Hidden in the final 20% of some construction work streams are ‘timebombs’ – jobs that take far longer than the activity’s planned duration. Planning for that could help projects cross the finish line on time, new research from Buildots shows.
Sprinkler branches, steel frame system (SFS) walls, and raised access flooring top the list of what Buildots identified as the longest-tail activities. It took these jobs nearly twice as long as planned to finish the last 20% of their scope.
Buildots drew its conclusions from analysis of 102 projects in different countries, including residential, office, education, industrial, healthcare and commercial. To avoid small-sample conclusions, all work streams analysed had at least eight weeks of recorded progress data from a minimum of eight projects.
A total of 40 activity types and 1,077 project-activity combinations met this threshold.
What’s going on?
Amir Berman, Buildots’ vice-president of industry transformation, said the pattern was consistent enough to suggest the phenomenon was built in.

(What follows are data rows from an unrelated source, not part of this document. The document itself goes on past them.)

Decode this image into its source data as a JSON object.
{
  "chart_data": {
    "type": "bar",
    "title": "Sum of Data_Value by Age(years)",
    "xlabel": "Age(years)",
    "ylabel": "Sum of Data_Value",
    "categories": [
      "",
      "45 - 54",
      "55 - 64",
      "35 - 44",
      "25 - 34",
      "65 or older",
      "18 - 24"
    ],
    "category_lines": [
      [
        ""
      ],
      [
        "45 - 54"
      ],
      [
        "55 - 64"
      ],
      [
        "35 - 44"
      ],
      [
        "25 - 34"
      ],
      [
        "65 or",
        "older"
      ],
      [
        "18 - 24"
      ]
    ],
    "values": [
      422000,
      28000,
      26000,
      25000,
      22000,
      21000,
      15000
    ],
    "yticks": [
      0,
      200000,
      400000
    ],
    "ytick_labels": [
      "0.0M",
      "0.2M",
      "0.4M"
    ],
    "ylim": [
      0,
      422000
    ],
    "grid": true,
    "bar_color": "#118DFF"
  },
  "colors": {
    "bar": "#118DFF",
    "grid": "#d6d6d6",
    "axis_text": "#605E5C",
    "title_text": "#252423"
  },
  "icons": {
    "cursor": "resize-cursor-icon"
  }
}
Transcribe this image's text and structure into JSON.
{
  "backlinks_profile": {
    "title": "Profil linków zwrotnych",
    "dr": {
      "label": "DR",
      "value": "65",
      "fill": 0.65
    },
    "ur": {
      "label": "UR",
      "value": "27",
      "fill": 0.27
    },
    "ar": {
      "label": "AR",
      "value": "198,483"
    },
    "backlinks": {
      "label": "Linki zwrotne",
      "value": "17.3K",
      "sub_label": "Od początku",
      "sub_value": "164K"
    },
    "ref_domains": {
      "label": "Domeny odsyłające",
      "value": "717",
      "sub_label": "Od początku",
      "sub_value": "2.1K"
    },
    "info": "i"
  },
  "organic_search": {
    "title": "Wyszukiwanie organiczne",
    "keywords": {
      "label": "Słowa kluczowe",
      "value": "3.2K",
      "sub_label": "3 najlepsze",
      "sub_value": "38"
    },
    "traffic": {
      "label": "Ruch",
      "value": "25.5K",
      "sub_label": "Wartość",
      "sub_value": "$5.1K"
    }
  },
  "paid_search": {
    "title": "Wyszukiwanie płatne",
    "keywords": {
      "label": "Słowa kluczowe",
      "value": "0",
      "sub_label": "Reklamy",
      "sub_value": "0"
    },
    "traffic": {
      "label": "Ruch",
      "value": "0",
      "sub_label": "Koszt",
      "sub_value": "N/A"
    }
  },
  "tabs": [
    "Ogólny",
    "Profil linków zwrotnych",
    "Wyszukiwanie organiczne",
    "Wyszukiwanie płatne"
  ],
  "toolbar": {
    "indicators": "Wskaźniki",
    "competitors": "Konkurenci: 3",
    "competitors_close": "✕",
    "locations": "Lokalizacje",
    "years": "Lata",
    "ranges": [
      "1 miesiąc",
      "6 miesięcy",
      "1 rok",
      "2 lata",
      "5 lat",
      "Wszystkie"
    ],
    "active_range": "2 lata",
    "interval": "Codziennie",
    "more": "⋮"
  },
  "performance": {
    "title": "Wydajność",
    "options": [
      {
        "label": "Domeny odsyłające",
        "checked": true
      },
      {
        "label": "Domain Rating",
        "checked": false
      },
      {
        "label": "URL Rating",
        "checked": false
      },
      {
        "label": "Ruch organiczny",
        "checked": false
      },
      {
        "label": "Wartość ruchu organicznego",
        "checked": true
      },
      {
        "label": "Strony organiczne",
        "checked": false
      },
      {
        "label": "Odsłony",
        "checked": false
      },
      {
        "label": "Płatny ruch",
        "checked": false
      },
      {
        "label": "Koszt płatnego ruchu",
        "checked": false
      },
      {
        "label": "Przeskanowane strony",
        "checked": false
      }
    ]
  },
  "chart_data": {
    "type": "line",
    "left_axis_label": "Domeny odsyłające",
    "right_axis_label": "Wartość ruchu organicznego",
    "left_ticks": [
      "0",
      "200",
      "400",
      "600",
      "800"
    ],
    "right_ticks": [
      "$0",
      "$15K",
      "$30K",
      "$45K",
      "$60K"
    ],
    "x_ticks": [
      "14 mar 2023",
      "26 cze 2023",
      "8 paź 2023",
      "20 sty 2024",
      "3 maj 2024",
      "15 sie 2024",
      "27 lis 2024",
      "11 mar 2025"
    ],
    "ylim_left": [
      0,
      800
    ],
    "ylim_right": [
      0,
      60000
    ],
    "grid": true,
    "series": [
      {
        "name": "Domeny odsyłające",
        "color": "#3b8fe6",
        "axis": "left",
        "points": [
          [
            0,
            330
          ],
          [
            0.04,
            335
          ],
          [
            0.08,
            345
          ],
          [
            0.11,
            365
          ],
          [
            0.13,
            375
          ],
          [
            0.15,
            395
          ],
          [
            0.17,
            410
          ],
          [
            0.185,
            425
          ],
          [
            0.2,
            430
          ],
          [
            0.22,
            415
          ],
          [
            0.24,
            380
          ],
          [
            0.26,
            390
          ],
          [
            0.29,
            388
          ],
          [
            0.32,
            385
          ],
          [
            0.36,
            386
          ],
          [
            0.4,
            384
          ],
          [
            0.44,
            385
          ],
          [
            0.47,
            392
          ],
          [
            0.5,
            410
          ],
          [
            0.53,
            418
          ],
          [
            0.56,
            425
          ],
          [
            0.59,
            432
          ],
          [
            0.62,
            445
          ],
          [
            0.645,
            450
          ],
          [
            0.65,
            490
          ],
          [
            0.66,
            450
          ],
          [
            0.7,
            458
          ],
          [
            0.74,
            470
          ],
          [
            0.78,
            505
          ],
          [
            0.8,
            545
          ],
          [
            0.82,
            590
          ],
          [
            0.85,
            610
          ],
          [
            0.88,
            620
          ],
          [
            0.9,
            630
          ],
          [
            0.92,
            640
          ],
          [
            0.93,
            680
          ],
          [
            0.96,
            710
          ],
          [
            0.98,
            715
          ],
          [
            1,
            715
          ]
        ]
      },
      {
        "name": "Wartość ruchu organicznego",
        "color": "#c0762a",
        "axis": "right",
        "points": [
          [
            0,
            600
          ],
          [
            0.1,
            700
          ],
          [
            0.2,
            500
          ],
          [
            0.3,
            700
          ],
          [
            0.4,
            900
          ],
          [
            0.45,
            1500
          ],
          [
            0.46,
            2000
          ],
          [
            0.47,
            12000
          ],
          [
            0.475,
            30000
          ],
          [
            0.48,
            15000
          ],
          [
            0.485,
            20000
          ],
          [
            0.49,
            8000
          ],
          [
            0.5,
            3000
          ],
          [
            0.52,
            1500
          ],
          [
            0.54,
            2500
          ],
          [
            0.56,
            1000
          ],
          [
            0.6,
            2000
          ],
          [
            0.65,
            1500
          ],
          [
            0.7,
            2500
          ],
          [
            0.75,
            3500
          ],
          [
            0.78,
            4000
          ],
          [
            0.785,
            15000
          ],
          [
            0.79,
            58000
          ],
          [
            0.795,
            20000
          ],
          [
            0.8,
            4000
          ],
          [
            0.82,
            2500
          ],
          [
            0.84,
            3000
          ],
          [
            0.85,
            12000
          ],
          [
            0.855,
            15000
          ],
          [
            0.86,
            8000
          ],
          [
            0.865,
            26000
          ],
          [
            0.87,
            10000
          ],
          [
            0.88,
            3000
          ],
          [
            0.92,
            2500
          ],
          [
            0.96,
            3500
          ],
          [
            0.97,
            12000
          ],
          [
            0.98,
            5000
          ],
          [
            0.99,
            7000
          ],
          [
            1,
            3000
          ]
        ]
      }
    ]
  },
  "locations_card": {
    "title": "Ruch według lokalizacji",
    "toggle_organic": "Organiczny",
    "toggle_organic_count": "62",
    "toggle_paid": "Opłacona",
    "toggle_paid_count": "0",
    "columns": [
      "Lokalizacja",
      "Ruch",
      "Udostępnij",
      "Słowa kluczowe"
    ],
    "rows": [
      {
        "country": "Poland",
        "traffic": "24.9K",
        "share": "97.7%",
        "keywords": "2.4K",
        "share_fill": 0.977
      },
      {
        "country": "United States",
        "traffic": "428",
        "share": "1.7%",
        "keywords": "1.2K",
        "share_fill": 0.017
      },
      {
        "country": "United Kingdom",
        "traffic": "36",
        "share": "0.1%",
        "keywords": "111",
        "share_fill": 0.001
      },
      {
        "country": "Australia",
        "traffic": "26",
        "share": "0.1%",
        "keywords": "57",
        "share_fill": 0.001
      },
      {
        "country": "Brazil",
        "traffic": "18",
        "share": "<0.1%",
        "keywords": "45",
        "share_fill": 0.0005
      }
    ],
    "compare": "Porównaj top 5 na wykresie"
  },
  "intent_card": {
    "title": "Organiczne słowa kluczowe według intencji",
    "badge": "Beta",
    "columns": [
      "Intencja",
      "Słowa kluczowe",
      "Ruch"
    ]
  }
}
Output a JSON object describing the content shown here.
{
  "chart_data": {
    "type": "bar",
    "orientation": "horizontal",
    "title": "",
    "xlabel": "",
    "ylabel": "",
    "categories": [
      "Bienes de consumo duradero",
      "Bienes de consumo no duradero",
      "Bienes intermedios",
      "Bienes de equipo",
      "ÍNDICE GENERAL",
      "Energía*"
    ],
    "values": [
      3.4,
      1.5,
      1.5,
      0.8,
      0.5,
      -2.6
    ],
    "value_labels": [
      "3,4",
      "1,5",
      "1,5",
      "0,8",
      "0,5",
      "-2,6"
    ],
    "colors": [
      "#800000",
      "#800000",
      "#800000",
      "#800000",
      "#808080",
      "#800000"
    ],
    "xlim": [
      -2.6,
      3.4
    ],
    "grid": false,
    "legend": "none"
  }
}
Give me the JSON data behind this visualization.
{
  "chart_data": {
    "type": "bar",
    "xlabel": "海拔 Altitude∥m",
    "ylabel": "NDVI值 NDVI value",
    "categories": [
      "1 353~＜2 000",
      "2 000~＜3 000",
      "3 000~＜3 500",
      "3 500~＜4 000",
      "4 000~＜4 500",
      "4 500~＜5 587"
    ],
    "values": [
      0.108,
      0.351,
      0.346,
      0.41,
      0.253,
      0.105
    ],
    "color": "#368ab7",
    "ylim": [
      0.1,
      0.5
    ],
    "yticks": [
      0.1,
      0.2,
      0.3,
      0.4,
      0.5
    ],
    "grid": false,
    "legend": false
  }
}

“While we don’t have all the answers, we noticed that the longest-tail activities tend to be trades that depend on access to many locations across a project,” he said.
“For example, sprinkler branches need to reach every zone and floor. Floor tiling covers every room. Ceiling framing spans every corridor. Once the main push is done, finishing these activities requires working through small, scattered, hard-to-access pockets of remaining scope. Those pockets are slow.”

The 40 activities studied varied significantly in how long the final 20% of work takes. In 44% of cases, the final 20% of the job as planned actually consumed 30% or more of the job’s total duration. In 24% of cases, it took 40% or more, while in 12% of cases, it took 50% or more.
The schedule helpers
Unlike the “top offenders”, some jobs are schedule helpers, taking less than 20% of the job’s calculated duration to complete the final 20% of its scope.
The stars here are drywall closure (11% of calculated duration), fire alarms (16%), wall and ceiling mist coating (17%) and dryline ceiling boarding (19%).

Berman said these short-tail activities tend to be either discrete installations like doors, fire alarms and light fixtures, or finishing passes over already-prepared surfaces.
“Once the preparation work is done, these trades can move fast because their remaining scope isn’t geographically scattered in the same way,” he said.
“Schedules built on a single, assumed profile simply don’t match the physics of a modern job site. The closer our planning gets to activity-specific realism, the more honest and achievable our expectations become.”